- Benefits to this grading technique:
- Automated testing cannot give you the same type of insights into your students progress and problems that debugging by hand will.
- Plus, students won’t be able to disagree with you regarding whether or not their code complies, they’ll see exactly what you saw!
- Creating the screen-capture takes about the same amount of time that traditional grading does, but it allows for a much richer opportunity to connect with your students.
- Screencasting uses both audio and visual stimulation.
- The combined mediums are more engaging than static visuals.
- This gives you the opportunity to model your critical thinking skills for your students.
- This doesn’t add a lot of work when you were already going to be debugging programs to determine grades.
- Transferring large video files is the hardest part of this process.
- Render the videos when you’re in meetings or sleeping, that way you don’t waste your own time waiting for the video files.

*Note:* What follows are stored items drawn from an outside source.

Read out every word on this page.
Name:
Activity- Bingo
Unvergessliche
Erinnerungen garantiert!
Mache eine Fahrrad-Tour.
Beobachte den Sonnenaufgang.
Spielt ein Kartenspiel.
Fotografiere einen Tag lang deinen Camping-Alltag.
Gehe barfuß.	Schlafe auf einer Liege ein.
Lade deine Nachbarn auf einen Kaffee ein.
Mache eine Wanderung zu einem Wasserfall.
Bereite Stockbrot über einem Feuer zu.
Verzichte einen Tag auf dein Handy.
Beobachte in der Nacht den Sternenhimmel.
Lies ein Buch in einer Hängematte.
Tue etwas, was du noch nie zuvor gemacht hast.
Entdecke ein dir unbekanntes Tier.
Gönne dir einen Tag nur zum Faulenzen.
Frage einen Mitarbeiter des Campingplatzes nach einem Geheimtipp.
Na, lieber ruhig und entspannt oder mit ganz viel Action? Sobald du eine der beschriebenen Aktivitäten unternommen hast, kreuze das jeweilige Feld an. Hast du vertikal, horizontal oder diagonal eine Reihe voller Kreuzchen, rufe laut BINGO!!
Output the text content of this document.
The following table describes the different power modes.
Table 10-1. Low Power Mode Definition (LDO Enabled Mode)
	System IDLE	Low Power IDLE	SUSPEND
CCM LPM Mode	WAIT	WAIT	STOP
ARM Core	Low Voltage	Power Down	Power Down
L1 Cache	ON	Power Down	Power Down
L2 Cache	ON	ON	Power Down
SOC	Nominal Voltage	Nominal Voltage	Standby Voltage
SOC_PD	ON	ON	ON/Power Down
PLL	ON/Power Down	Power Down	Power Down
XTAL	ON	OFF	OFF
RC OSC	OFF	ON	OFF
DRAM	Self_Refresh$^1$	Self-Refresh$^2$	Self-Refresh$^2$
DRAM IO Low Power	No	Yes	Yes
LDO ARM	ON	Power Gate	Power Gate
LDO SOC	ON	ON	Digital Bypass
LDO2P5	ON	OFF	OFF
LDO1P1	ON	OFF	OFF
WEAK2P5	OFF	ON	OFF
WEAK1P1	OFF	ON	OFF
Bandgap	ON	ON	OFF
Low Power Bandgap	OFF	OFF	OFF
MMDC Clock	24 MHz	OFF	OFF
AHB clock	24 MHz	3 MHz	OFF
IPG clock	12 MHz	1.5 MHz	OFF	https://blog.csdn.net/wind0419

- Don’t try to email the videos to all your students, the files are too big for emailing!
- Host videos on a website with a secure logon.
- You can also track data about when your students log on to watch the videos.
- Keep a grading checklist on hand when creating these videos to ensure you check off all aspects of the program you wanted to test.
- This can make the process a bit repetitive but this turns into a huge advantage.
- Often times, there will be a common mistake that students make.
- When you discover this mistake you and test for it earlier on in the video and cut down on the total amount of time you spent grading.
- At first this could add a lot of time to your grading process but you’ll get faster with time and your students will learn so much from this process.